Se Far From Home aveva inaugurato la svolta tragica del personaggio, Brand New Day la consolida. Quattro anni dopo gli eventi del film precedente, Peter Parker è un giovane adulto solitario e malinconico, impegnato ogni giorno ad assistere la polizia di New York. I tempi del liceo sono ormai lontani. Ritroviamo così un Peter più vicino alla sua controparte fumettistica, oppresso dal lutto e dal peso delle responsabilità. Da anni trascura la propria vita personale, almeno fino al ritorno a New York dei suoi vecchi amici, che dopo gli studi ricompaiono nella sua vita senza ricordare più nulla di lui. Nel frattempo, un nuovo nemico invisibile semina il caos e sembra avere un legame diretto con Peter, mentre la sua identità di Spider-Man attraversa una trasformazione profonda. La presenza del Punisher, di Bruce Banner/Hulk e di altre sorprese arricchisce il quadro, ma è la maturazione del Peter di Tom Holland a dominare il film: finalmente autonomo, adulto e pienamente consapevole del proprio ruolo. Visivamente, Brand New Day è un trionfo, e la sua trama prepara con cura il terreno per Doomsday e Secret Wars, segnando una nuova fase più cupa e ambiziosa del Marvel Cinematic Universe.

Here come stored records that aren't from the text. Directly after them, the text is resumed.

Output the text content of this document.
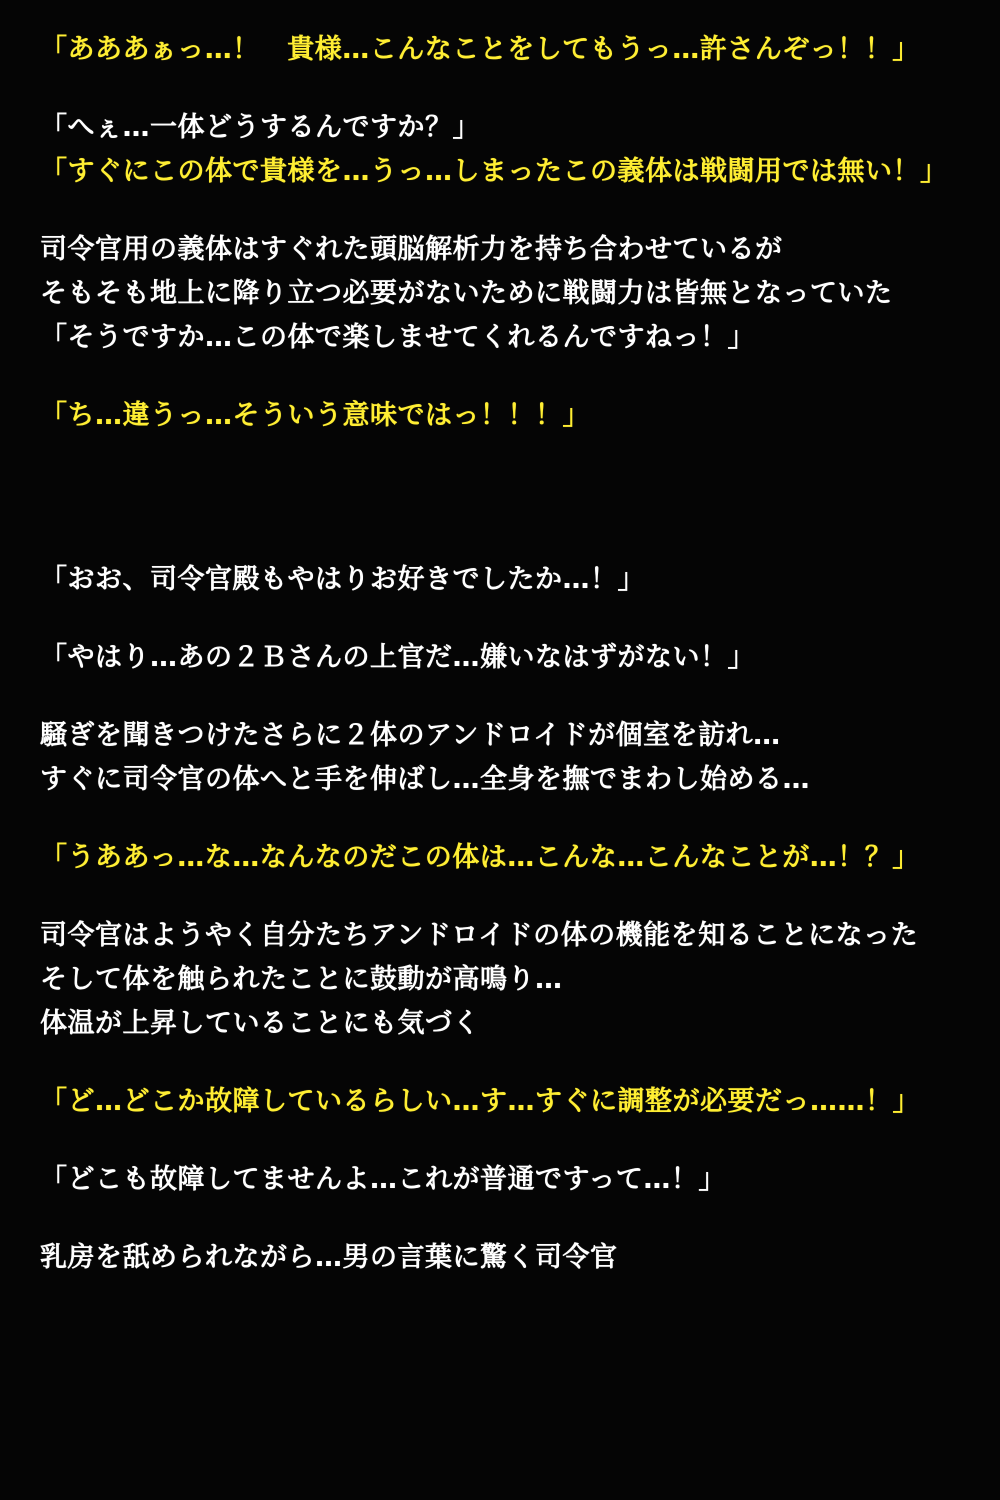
「あああぁっ…！　貴様…こんなことをしてもうっ…許さんぞっ！！」
「へぇ…一体どうするんですか？」
「すぐにこの体で貴様を…うっ…しまったこの義体は戦闘用では無い！」
司令官用の義体はすぐれた頭脳解析力を持ち合わせているが
そもそも地上に降り立つ必要がないために戦闘力は皆無となっていた
「そうですか…この体で楽しませてくれるんですねっ！」
「ち…違うっ…そういう意味ではっ！！！」
「おお、司令官殿もやはりお好きでしたか…！」
「やはり…あの２Ｂさんの上官だ…嫌いなはずがない！」
騒ぎを聞きつけたさらに２体のアンドロイドが個室を訪れ…
すぐに司令官の体へと手を伸ばし…全身を撫でまわし始める…
「うああっ…な…なんなのだこの体は…こんな…こんなことが…！？」
司令官はようやく自分たちアンドロイドの体の機能を知ることになった
そして体を触られたことに鼓動が高鳴り…
体温が上昇していることにも気づく
「ど…どこか故障しているらしい…す…すぐに調整が必要だっ……！」
「どこも故障してませんよ…これが普通ですって…！」
乳房を舐められながら…男の言葉に驚く司令官
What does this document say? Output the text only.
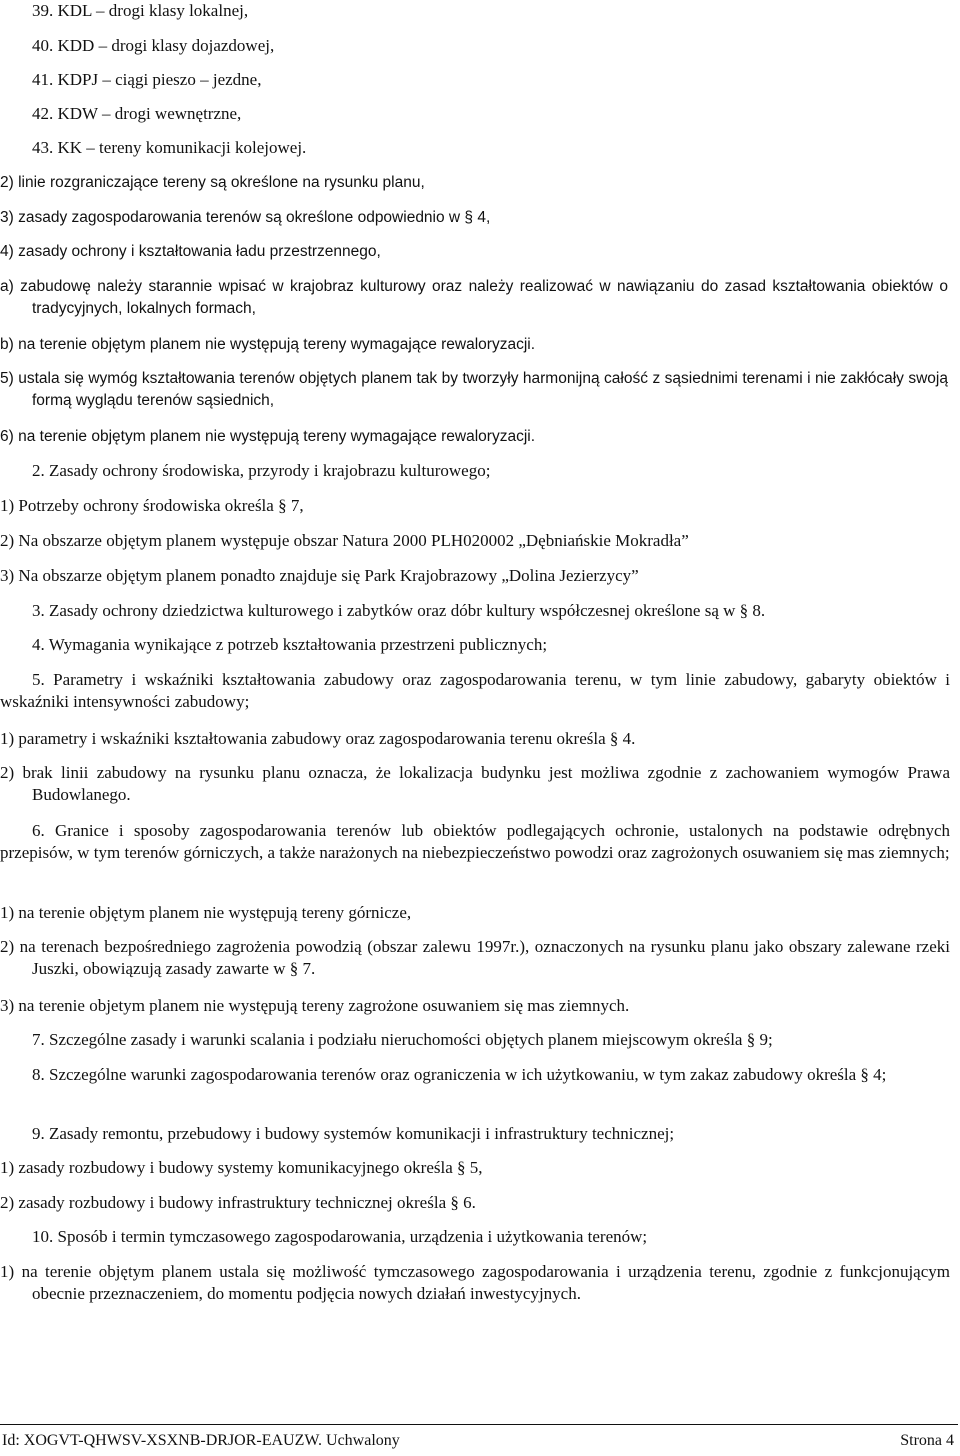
39. KDL – drogi klasy lokalnej,
40. KDD – drogi klasy dojazdowej,
41. KDPJ – ciągi pieszo – jezdne,
42. KDW – drogi wewnętrzne,
43. KK – tereny komunikacji kolejowej.
2) linie rozgraniczające tereny są określone na rysunku planu,
3) zasady zagospodarowania terenów są określone odpowiednio w § 4,
4) zasady ochrony i kształtowania ładu przestrzennego,
a) zabudowę należy starannie wpisać w krajobraz kulturowy oraz należy realizować w nawiązaniu do zasad kształtowania obiektów o tradycyjnych, lokalnych formach,
b) na terenie objętym planem nie występują tereny wymagające rewaloryzacji.
5) ustala się wymóg kształtowania terenów objętych planem tak by tworzyły harmonijną całość z sąsiednimi terenami i nie zakłócały swoją formą wyglądu terenów sąsiednich,
6) na terenie objętym planem nie występują tereny wymagające rewaloryzacji.
2. Zasady ochrony środowiska, przyrody i krajobrazu kulturowego;
1) Potrzeby ochrony środowiska określa § 7,
2) Na obszarze objętym planem występuje obszar Natura 2000 PLH020002 „Dębniańskie Mokradła”
3) Na obszarze objętym planem ponadto znajduje się Park Krajobrazowy „Dolina Jezierzycy”
3. Zasady ochrony dziedzictwa kulturowego i zabytków oraz dóbr kultury współczesnej określone są w § 8.
4. Wymagania wynikające z potrzeb kształtowania przestrzeni publicznych;
5. Parametry i wskaźniki kształtowania zabudowy oraz zagospodarowania terenu, w tym linie zabudowy, gabaryty obiektów i wskaźniki intensywności zabudowy;
1) parametry i wskaźniki kształtowania zabudowy oraz zagospodarowania terenu określa § 4.
2) brak linii zabudowy na rysunku planu oznacza, że lokalizacja budynku jest możliwa zgodnie z zachowaniem wymogów Prawa Budowlanego.
6. Granice i sposoby zagospodarowania terenów lub obiektów podlegających ochronie, ustalonych na podstawie odrębnych przepisów, w tym terenów górniczych, a także narażonych na niebezpieczeństwo powodzi oraz zagrożonych osuwaniem się mas ziemnych;
1) na terenie objętym planem nie występują tereny górnicze,
2) na terenach bezpośredniego zagrożenia powodzią (obszar zalewu 1997r.), oznaczonych na rysunku planu jako obszary zalewane rzeki Juszki, obowiązują zasady zawarte w § 7.
3) na terenie objetym planem nie występują tereny zagrożone osuwaniem się mas ziemnych.
7. Szczególne zasady i warunki scalania i podziału nieruchomości objętych planem miejscowym określa § 9;
8. Szczególne warunki zagospodarowania terenów oraz ograniczenia w ich użytkowaniu, w tym zakaz zabudowy określa § 4;
9. Zasady remontu, przebudowy i budowy systemów komunikacji i infrastruktury technicznej;
1) zasady rozbudowy i budowy systemy komunikacyjnego określa § 5,
2) zasady rozbudowy i budowy infrastruktury technicznej określa § 6.
10. Sposób i termin tymczasowego zagospodarowania, urządzenia i użytkowania terenów;
1) na terenie objętym planem ustala się możliwość tymczasowego zagospodarowania i urządzenia terenu, zgodnie z funkcjonującym obecnie przeznaczeniem, do momentu podjęcia nowych działań inwestycyjnych.
Id: XOGVT-QHWSV-XSXNB-DRJOR-EAUZW. Uchwalony	Strona 4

1. Spider-Man - Un nuovo universo (2018)

Altri film di Spider-Man possono attingere liberamente al materiale originale, ma nessuno lo fa con la stessa gioiosa sfrontatezza di Un nuovo universo. Questo film d’animazione non solo si affida alla capacità degli spettatori di orientarsi tra universi paralleli e infinite varianti dell’Uomo Ragno, con Miles Morales come nuovo erede designato, ma porta sullo schermo un linguaggio visivo che sembra uscito direttamente dalle pagine dei fumetti. Doppie splash page, inquadrature ipercinetiche, colori audaci: ogni scelta estetica è un atto d’amore verso la tradizione cartacea del personaggio. Ma al di là dell’invenzione grafica, il film offre una delle migliori storie di Spider-Man mai raccontate. La colonna sonora, vibrante e contemporanea, è tra le più riuscite del cinema supereroistico degli ultimi anni. La vittoria agli Oscar è stata più che meritata. Un nuovo universo rappresenta una visione fresca, entusiasmante e profondamente rispettosa del mito dell’Uomo Ragno in tutte le sue forme.